Baylor College of Medicine receives federal nanomedicine grant
One of four federal Nanomedicine Development Centers awards has gone to the Center for Protein Folding Machinery, led by Dr. Wah Chiu, a professor of biochemistry and molecular biology at Baylor College of Medicine.
The four advanced centers in nanomedicine are part of the National Institutes of Health's New Pathways to Discovery. They will share approximately $42 million over five years. Other centers include: The National Center for Design of Biomimetic Nanoconductors at the University of Illinois, Urbana-Champaign; Engineering Cellular Control: Synthetic Signaling and Motility Systems at the University of California, San Francisco; and the NanoMedicine Center for Mechanical Biology at Columbia University in New York. Chiu's award comes from the National Eye Institute.

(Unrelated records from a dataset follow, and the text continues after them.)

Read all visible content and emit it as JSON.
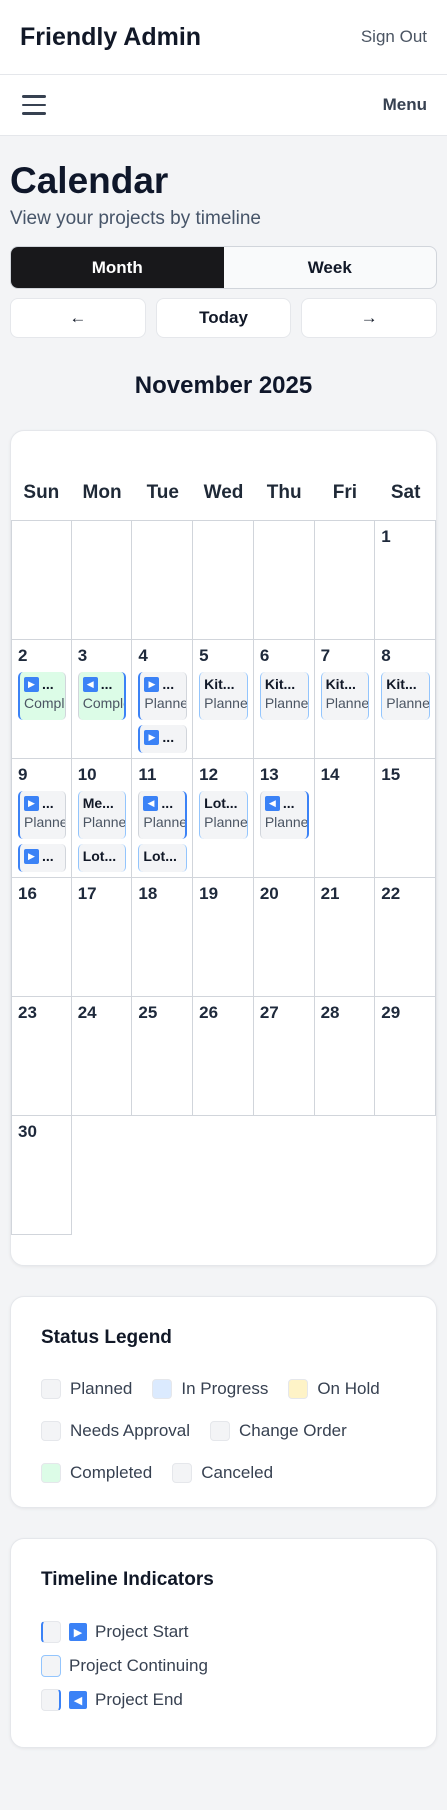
{
  "header": {
    "brand": "Friendly Admin",
    "sign_out": "Sign Out"
  },
  "menubar": {
    "menu_label": "Menu",
    "hamburger_icon": "hamburger-icon"
  },
  "page": {
    "title": "Calendar",
    "subtitle": "View your projects by timeline"
  },
  "view_toggle": {
    "month": "Month",
    "week": "Week",
    "active": "month"
  },
  "nav": {
    "prev": "←",
    "today": "Today",
    "next": "→"
  },
  "calendar": {
    "month_title": "November 2025",
    "weekdays": [
      "Sun",
      "Mon",
      "Tue",
      "Wed",
      "Thu",
      "Fri",
      "Sat"
    ],
    "leading_blank_days": 6,
    "days": [
      {
        "num": "1",
        "events": []
      },
      {
        "num": "2",
        "events": [
          {
            "title": "...",
            "status": "Completed",
            "kind": "start",
            "color": "completed"
          }
        ]
      },
      {
        "num": "3",
        "events": [
          {
            "title": "...",
            "status": "Completed",
            "kind": "end",
            "color": "completed"
          }
        ]
      },
      {
        "num": "4",
        "events": [
          {
            "title": "...",
            "status": "Planned",
            "kind": "start",
            "color": "planned"
          },
          {
            "title": "...",
            "status": "",
            "kind": "start",
            "color": "planned",
            "small": true
          }
        ]
      },
      {
        "num": "5",
        "events": [
          {
            "title": "Kit...",
            "status": "Planned",
            "kind": "cont",
            "color": "planned"
          }
        ]
      },
      {
        "num": "6",
        "events": [
          {
            "title": "Kit...",
            "status": "Planned",
            "kind": "cont",
            "color": "planned"
          }
        ]
      },
      {
        "num": "7",
        "events": [
          {
            "title": "Kit...",
            "status": "Planned",
            "kind": "cont",
            "color": "planned"
          }
        ]
      },
      {
        "num": "8",
        "events": [
          {
            "title": "Kit...",
            "status": "Planned",
            "kind": "cont",
            "color": "planned"
          }
        ]
      },
      {
        "num": "9",
        "events": [
          {
            "title": "...",
            "status": "Planned",
            "kind": "start",
            "color": "planned"
          },
          {
            "title": "...",
            "status": "",
            "kind": "start",
            "color": "planned",
            "small": true
          }
        ]
      },
      {
        "num": "10",
        "events": [
          {
            "title": "Me...",
            "status": "Planned",
            "kind": "cont",
            "color": "planned"
          },
          {
            "title": "Lot...",
            "status": "",
            "kind": "cont",
            "color": "planned",
            "small": true
          }
        ]
      },
      {
        "num": "11",
        "events": [
          {
            "title": "...",
            "status": "Planned",
            "kind": "end",
            "color": "planned"
          },
          {
            "title": "Lot...",
            "status": "",
            "kind": "cont",
            "color": "planned",
            "small": true
          }
        ]
      },
      {
        "num": "12",
        "events": [
          {
            "title": "Lot...",
            "status": "Planned",
            "kind": "cont",
            "color": "planned"
          }
        ]
      },
      {
        "num": "13",
        "events": [
          {
            "title": "...",
            "status": "Planned",
            "kind": "end",
            "color": "planned"
          }
        ]
      },
      {
        "num": "14",
        "events": []
      },
      {
        "num": "15",
        "events": []
      },
      {
        "num": "16",
        "events": []
      },
      {
        "num": "17",
        "events": []
      },
      {
        "num": "18",
        "events": []
      },
      {
        "num": "19",
        "events": []
      },
      {
        "num": "20",
        "events": []
      },
      {
        "num": "21",
        "events": []
      },
      {
        "num": "22",
        "events": []
      },
      {
        "num": "23",
        "events": []
      },
      {
        "num": "24",
        "events": []
      },
      {
        "num": "25",
        "events": []
      },
      {
        "num": "26",
        "events": []
      },
      {
        "num": "27",
        "events": []
      },
      {
        "num": "28",
        "events": []
      },
      {
        "num": "29",
        "events": []
      },
      {
        "num": "30",
        "events": []
      }
    ]
  },
  "legend": {
    "title": "Status Legend",
    "items": [
      {
        "label": "Planned",
        "color": "#f3f4f6"
      },
      {
        "label": "In Progress",
        "color": "#dbeafe"
      },
      {
        "label": "On Hold",
        "color": "#fef3c7"
      },
      {
        "label": "Needs Approval",
        "color": "#f3f4f6"
      },
      {
        "label": "Change Order",
        "color": "#f3f4f6"
      },
      {
        "label": "Completed",
        "color": "#dcfce7"
      },
      {
        "label": "Canceled",
        "color": "#f3f4f6"
      }
    ]
  },
  "timeline": {
    "title": "Timeline Indicators",
    "items": [
      {
        "label": "Project Start",
        "kind": "start",
        "icon": "play-right-icon"
      },
      {
        "label": "Project Continuing",
        "kind": "cont",
        "icon": ""
      },
      {
        "label": "Project End",
        "kind": "end",
        "icon": "play-left-icon"
      }
    ]
  }
}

"These Nanomedicine Development Centers will gather extensive information on the intricate operations of molecular structures, processes, and networks used by living cells," said NEI Director Dr. Paul Sieving. "This will help us understand the rules of biological design and will enable researchers to build synthetic biological tools at the nano scale to correct defects in unhealthy cells. Ultimately, we anticipate that these tools will find application for a wide range of tissues and diseases.".
The award enables Chiu and colleagues, including co-director Dr. Judith Frydman, associate professor of biology at Stanford University, to study the mechanism that changes proteins from a linear, non-functional form to functional three-dimensional shapes. Understanding this fundamental biological process can provide clues to treating diseases ranging from Alzheimer's to cancer to cystic fibrosis. A number of of these diseases stem from misfolded proteins.
In particular, Chiu and colleagues seek to understand how molecular chaperones work to shepherd the proteins through the intricate folding process. Once they understand the physical and engineering principles of how proteins are folded correctly, they can determine how the process goes wrong. With that information in hand, they and others in the field will be able to engineer a new chaperone to correct the mistakes.
Understanding this process will require the cooperation of a host of people from different disciplines including physics, chemistry, computation and engineering.
"That is why I have formed a team of 13 established investigators from different disciplines," Chiu said.
The center, based at BCM, began with a grant from the National Institutes of Health's Roadmap Initiative designed to encourage biomedical investigators to take on challenging problems and solve them with unusual engineering approaches.
"The Nanomedicine Development Center award enables the project to proceed," Chiu said.
Others involved in the Center include: Drs. Steven Chu, director, and Paul Adams, staff researcher, Lawrence Berkeley Laboratory; Scott L. Delp, associate professor of bioengineering, Dr. W.E. Moerner, professor of chemistry, Vijay Pande, associate professor of chemistry, and Michael Levitt, professor of structural biology, Stanford University; David Gossard, professor of mechanical engineering, and Jonathan King, professor of biology, Massachusetts Institute of Technology; Eric Jonasch, assistant professor of oncology, The University of Texas MD Anderson Cancer Center; Tanja Kortemme, assistant professor of pharmaceutical chemistry, and Andrei Sali, professor of pharmaceutical chemistry, the University of California, San Francisco and Steven Ludtke, assistant professor of biochemistry and molecular biology, and Huda Y. Zoghbi, professor of molecular and human genetics and pediatrics, BCM.